PALM Instructions for Dataset Preparation

This document provides instructions on how to prepare the datasets for training and testing the models. The datasets used in PALM project are as follows:

Beijing-Opera CREMA-D ESC50 ESC50-Actions GT-Music-Genre NS-Instruments RAVDESS SESA TUT2017 UrbanSound8K VocalSound

The general structure of a dataset is as follows:

Audio-Datasets/
    ├── Dataset-Name/
        |── audios/
            |── audio_1.wav
            |── audio_2.wav
        |── train.csv
        |── test.csv

where Dataset-Name is the name of the dataset. It consists of audio files organized in a directory called audios. The dataset is accompanied by two CSV files:

train.csv contains paths and class names for the audio files used for training.
test.csv contains paths and class names for the audio files used for testing.

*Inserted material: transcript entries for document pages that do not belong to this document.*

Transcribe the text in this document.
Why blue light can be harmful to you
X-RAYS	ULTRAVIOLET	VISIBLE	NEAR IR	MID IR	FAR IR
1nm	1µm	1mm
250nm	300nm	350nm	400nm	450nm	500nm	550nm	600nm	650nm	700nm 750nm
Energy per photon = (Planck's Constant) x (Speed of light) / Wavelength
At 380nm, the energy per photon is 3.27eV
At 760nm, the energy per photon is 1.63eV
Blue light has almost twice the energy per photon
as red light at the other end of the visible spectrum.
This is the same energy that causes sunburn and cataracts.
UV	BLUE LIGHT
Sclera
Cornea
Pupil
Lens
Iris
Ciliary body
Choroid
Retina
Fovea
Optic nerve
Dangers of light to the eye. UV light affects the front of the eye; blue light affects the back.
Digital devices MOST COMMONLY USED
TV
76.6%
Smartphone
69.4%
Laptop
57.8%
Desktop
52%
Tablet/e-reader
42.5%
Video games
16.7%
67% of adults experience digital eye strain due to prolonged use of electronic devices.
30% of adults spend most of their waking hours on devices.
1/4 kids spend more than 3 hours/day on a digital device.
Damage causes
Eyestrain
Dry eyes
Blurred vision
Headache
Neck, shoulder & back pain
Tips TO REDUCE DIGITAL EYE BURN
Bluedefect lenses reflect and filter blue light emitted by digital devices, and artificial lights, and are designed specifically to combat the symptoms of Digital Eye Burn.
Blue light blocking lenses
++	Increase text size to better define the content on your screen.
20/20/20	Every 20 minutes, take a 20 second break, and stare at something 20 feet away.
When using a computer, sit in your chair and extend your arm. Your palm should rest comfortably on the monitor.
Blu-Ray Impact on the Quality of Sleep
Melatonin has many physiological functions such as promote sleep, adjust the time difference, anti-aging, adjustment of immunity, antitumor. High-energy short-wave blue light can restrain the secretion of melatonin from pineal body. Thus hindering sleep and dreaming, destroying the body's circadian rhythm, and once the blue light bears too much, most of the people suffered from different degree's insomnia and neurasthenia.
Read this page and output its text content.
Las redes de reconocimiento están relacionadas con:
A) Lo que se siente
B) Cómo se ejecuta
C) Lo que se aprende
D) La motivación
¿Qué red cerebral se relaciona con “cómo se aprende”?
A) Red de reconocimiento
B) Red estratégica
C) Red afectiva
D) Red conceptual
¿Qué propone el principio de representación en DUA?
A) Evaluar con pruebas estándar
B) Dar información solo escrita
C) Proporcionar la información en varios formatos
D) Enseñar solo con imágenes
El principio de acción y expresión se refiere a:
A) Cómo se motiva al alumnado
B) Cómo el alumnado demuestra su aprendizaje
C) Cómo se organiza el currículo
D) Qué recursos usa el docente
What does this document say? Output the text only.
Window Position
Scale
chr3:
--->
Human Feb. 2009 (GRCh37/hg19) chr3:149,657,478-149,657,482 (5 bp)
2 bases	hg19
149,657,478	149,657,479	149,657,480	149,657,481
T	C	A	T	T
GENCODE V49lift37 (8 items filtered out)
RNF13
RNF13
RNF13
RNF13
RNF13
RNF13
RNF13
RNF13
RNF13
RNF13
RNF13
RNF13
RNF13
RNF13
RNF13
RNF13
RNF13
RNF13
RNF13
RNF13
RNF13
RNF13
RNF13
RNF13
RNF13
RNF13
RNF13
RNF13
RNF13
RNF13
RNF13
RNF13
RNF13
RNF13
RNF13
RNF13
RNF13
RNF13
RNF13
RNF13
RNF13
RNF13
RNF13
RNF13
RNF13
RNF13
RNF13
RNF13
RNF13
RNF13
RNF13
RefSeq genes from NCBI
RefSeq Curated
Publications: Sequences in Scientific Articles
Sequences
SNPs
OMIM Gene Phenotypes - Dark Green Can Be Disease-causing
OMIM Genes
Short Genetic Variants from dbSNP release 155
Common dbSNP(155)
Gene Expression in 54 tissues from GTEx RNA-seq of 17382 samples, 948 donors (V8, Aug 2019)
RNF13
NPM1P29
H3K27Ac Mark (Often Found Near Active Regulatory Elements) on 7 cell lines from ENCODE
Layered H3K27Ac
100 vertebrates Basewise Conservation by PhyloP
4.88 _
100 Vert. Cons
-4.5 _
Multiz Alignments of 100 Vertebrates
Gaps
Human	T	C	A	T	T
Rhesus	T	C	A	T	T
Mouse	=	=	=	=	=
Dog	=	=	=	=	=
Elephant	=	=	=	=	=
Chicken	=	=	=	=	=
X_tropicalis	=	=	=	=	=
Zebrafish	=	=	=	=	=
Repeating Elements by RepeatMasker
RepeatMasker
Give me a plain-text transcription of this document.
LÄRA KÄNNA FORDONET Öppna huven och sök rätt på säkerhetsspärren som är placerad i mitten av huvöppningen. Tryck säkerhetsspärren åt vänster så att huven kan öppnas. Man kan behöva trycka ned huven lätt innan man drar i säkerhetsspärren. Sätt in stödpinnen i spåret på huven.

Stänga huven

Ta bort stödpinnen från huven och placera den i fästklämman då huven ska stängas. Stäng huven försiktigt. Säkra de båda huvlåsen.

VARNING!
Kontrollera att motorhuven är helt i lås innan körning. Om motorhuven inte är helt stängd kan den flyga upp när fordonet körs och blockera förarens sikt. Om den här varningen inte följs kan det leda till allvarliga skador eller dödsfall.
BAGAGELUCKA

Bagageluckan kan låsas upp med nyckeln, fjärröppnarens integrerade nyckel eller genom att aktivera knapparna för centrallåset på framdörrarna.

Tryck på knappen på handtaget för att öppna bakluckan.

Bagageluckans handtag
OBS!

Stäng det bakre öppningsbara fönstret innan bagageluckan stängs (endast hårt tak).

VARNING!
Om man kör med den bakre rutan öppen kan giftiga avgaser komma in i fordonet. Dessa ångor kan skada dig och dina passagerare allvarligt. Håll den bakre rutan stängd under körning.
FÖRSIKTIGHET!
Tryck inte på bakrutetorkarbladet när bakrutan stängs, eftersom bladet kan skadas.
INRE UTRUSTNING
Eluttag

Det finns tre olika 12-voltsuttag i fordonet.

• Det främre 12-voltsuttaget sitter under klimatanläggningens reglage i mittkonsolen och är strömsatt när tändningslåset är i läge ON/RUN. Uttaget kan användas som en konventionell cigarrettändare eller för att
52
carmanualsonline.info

Each CSV file includes the following columns:

path relative path of the audio files.
classname category or label assigned to the audio files.

Multi-Fold Datasets For multi-fold datasets, we provide CSV files for cross-validation and group all csv files in a folder named csv_files. For instance, if a dataset has three folds,there are three training CSV files and three testing CSV files: train_1.csv, train_2.csv, train_3.csv and test_1.csv, test_2.csv, test_3.csv . To perform cross-validation on fold 1, train_1.csv will be used for the training split and test_1.csv for the testing split, with the same pattern followed for the other folds.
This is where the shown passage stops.